The two other current Woodbridge softball coaches, Stefanie Klepchick and Taylor DeLeo, also played under Jago. His son Mike was the Barrons JV coach until this season.

“That is like the Barron family,” she said. “That’s why this one hurts us.”

If you needed to know anything about the program’s history from the all-time home run leader to a game 10 years ago at an away field, ask Jago. He was like an almanac.

“He knew everything,” Murgittroyd said. “He could recall when he played against certain teams, what happened. He could recall when he won the GMCs, his pep talks to the team. I mean, he just knew it. He knew good plays. He knew bad plays. He knew mistakes and then the great things that happened.”

Before there were apps that kept stats, Jago would calculate batting averages and post stats in the locker room. He made a book for players at the end of the season that had newspaper clippings and pictures.

Jago knew to keep things fun. If the team was forced inside because of rain – never pleasant – he’d have a kickball or wiffle ball game to lighten things up.

“Or he would even bring us ice pops,” Murgittroyd said. “Just something so random that you just remember years later because he did it. So, when we’re kind of like at that point in our season, we’re always, ‘Let’s do something crazy like Coach Jago used to do.’ Like let’s play kickball or let’s play backward softball … to just kind of break it up. It really works. It keeps us loose. It keeps us active. It was a great kind of mix up in the middle of the season.”

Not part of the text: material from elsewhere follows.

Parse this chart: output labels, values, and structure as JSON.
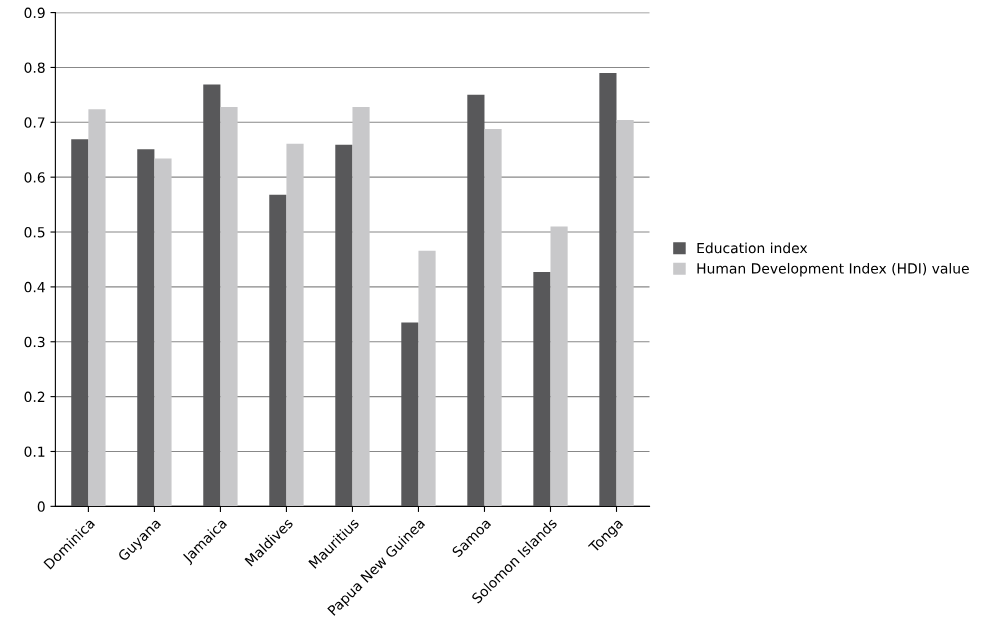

She also remembers Jago wowing players, taking rips in the batting cage in his final season.

“That’s the good memories and those are the things that I’m going to remember forever about him,” Murgittroyd said. “I know that even girls prior to me and his first teams and his teams at Colonia probably have memories that are just as good. The impact that he’s had on his players and in the community in general is just so beyond words.

“Like so, so big. This is why the news of his passing is so hard for so many people because of the impact that he had. I just can’t say enough about the type of person that he was, not just coaching but just in general.”

Jago was still a fixture when he retired. He’d help out in the Barrons summer softball camps and, of course, attend games, positioning himself in the middle where he could watch both JV and varsity on adjacent fields along with his wife.

Murgittroyd recalled that Jago’s head “almost swiveled just kind of going back and forth and back and forth.”

Despite her now being a peer, years after playing, Murgittroyd could never call him Stew.

“I would still call him coach,” she said. “I would not call him anything else. He’s my coach. I will always call him coach.”